1. La macroéconomie "microfondée"

Pour conclure ce chapitre, nous allons brièvement ouvrir une parenthèse afin d’aborder « l’opposition » entre macroéconomie et microéconomie. Aborder cette opposition permettra peut-être de la nuancer mais aussi d’esquisser pourquoi il existe de nombreux débats entre économistes, notamment sur les politiques publiques à mettre en œuvre.

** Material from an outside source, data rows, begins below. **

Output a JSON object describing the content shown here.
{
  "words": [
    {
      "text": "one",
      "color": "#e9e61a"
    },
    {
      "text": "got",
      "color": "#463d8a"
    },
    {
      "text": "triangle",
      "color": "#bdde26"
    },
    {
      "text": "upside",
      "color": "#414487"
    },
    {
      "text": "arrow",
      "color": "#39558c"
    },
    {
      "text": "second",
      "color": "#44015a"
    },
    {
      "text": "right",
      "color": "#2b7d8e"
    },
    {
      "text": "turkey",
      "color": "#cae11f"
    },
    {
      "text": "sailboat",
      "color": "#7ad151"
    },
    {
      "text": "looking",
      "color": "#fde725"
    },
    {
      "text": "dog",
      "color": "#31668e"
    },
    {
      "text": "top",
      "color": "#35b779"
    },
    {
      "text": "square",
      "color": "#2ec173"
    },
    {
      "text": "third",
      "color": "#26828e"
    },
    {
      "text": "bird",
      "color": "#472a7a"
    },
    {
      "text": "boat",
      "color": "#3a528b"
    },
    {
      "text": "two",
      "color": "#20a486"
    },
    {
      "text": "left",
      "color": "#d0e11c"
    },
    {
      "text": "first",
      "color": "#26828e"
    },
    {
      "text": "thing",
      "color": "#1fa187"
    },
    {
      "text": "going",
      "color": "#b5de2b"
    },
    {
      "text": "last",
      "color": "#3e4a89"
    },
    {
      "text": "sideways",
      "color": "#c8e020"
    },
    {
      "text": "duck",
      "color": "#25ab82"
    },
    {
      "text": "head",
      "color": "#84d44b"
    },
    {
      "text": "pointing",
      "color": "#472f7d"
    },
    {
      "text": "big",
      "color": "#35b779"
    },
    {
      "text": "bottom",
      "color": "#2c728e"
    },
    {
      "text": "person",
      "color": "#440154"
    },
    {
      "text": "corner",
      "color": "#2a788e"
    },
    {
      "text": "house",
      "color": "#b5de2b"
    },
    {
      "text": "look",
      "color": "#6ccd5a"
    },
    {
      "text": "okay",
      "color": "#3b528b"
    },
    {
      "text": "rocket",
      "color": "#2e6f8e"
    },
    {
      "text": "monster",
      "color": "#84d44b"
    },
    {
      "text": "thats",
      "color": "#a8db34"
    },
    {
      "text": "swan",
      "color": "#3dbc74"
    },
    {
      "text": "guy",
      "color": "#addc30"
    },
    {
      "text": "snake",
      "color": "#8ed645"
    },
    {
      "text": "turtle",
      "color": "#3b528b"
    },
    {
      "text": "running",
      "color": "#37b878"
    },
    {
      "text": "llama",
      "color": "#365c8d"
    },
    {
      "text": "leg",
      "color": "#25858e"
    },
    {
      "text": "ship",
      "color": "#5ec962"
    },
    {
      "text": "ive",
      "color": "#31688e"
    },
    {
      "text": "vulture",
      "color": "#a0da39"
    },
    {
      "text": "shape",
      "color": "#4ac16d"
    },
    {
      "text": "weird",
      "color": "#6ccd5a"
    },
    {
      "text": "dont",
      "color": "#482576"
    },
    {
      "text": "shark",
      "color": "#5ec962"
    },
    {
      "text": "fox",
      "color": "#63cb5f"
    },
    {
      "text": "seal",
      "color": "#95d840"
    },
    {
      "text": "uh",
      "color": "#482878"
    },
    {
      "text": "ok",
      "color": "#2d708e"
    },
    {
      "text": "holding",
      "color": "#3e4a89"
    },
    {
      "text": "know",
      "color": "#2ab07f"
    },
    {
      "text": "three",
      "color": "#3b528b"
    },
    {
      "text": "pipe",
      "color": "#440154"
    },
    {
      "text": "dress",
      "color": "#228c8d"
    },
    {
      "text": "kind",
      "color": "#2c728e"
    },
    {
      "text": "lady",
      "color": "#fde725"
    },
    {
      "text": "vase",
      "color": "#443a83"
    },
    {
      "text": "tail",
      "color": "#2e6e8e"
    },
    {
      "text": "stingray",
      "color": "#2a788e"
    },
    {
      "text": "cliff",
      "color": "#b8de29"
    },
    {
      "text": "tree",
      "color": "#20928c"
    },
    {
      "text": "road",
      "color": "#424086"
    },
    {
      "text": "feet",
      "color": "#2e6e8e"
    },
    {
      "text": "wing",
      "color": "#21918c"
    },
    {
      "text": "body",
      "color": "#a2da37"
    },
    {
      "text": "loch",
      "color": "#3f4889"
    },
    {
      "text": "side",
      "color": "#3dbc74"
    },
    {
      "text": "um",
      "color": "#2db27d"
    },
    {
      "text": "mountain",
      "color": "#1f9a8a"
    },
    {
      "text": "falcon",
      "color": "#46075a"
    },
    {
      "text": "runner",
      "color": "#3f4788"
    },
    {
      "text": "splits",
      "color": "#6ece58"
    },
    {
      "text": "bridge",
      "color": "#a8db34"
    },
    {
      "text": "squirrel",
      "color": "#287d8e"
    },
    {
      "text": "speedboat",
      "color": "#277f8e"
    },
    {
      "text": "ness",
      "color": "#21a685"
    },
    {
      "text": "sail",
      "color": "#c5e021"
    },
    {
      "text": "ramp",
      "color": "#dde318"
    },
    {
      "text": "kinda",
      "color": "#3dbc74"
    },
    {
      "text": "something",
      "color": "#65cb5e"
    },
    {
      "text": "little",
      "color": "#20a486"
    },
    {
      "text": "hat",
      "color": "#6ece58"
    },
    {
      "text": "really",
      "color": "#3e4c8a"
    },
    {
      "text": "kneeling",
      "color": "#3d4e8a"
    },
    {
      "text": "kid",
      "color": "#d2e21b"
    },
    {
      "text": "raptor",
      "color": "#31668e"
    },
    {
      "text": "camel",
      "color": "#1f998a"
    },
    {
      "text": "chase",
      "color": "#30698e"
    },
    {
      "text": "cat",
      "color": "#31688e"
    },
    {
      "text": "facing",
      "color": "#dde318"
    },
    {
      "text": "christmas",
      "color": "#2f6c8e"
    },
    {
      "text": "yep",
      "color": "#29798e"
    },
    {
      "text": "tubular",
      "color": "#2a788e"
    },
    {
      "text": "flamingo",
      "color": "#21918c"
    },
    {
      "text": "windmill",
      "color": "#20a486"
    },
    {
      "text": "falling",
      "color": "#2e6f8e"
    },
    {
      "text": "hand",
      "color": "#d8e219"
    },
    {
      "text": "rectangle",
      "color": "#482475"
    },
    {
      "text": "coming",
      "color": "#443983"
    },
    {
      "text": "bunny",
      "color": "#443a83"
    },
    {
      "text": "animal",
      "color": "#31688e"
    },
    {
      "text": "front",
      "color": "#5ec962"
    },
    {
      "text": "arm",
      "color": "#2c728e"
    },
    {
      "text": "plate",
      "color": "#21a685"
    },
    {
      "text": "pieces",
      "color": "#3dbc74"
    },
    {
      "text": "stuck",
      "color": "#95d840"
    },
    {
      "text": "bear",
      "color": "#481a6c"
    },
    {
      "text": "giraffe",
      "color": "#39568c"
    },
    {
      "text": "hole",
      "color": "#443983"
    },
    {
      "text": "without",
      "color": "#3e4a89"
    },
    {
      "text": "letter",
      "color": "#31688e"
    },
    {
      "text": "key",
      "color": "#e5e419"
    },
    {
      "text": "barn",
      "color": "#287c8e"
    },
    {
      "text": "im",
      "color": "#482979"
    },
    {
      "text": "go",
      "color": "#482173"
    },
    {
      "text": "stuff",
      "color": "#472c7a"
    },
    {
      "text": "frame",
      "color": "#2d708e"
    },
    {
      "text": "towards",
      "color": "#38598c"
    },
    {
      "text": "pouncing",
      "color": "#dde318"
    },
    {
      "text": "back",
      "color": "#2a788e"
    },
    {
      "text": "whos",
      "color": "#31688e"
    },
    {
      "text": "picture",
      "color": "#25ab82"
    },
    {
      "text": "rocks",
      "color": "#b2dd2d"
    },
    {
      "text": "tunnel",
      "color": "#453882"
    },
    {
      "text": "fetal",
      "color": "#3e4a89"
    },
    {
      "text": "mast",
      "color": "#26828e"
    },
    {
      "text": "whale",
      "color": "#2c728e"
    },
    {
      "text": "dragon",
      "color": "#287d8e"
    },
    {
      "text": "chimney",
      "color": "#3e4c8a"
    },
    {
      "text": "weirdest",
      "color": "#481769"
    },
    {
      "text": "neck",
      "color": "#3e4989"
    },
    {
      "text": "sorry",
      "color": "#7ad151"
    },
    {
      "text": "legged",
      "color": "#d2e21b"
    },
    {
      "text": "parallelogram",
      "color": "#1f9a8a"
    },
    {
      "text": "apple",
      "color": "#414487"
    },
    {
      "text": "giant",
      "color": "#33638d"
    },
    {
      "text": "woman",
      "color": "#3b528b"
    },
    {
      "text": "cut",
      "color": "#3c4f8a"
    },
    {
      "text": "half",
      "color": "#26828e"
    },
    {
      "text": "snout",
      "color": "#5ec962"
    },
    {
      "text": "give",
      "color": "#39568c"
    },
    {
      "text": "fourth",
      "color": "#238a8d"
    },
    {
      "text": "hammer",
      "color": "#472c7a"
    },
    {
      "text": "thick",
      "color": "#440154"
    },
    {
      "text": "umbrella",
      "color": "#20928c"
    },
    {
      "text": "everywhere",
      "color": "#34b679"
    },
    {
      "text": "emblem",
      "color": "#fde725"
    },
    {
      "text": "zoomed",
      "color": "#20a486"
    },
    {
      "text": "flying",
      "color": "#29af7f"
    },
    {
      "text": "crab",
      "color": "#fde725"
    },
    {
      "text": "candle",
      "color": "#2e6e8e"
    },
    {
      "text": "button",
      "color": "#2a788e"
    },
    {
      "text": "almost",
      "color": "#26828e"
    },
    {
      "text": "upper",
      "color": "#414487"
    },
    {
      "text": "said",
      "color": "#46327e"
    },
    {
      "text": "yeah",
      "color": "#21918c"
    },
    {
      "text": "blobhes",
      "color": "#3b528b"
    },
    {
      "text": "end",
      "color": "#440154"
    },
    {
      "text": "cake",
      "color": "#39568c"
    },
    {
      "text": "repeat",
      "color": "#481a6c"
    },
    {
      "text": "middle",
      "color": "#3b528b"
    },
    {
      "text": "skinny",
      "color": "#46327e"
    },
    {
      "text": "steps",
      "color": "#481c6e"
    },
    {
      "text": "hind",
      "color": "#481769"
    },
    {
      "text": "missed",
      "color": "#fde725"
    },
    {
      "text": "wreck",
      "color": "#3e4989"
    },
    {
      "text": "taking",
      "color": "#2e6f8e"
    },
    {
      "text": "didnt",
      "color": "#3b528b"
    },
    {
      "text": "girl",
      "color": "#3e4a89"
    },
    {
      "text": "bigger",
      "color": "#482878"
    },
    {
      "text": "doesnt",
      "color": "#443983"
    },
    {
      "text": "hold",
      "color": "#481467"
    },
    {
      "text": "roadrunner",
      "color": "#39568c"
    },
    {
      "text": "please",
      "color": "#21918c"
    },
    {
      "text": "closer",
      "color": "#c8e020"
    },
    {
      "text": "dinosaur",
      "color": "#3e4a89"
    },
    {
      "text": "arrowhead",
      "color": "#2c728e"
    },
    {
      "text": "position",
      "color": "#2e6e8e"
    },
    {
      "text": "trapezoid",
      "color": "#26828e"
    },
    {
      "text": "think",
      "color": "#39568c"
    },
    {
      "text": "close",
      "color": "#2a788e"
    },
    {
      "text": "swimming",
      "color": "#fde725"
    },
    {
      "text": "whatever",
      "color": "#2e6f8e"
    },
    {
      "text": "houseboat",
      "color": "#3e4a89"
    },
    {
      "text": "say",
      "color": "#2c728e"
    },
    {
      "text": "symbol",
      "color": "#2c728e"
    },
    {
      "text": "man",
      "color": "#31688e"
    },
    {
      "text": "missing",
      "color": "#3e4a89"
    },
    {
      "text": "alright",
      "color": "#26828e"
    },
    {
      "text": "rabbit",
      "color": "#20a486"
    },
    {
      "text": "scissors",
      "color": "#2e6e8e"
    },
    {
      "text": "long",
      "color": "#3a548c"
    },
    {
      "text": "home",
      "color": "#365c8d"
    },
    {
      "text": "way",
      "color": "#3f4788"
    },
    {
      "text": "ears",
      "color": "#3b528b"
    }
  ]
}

Comme expliqué précédemment, ces deux disciplines (micro et macro) sont souvent au cœur des cursus d’économie et elles sont parfois présentées comme s’opposant l’une à l’autre. Cette opposition entre les deux disciplines repose sur l’idée que la microéconomie s’intéresse aux choix et décisions d’agents particuliers (par exemple, comprendre les décisions d’une entreprise dans une situation particulière) quand la macroéconomie s’intéresse à l’économie à un niveau agrégé, le plus souvent celui d’un Etat ou d’un pays [1]. Cette opposition est fondée ; toutefois, il ne faut pas la surestimer. En effet, les deux disciplines se rejoignent aujourd’hui sur bon nombre de méthodes employées.

A partir des années 1970, des macroéconomistes et notamment Robert E. Lucas (né en 1937 et « prix Nobel » en 1995) ont en effet souhaité reconstruire la macroéconomie (et en particulier son volet sur l’analyse des fluctuations de l’économie) en la fondant sur la microéconomie.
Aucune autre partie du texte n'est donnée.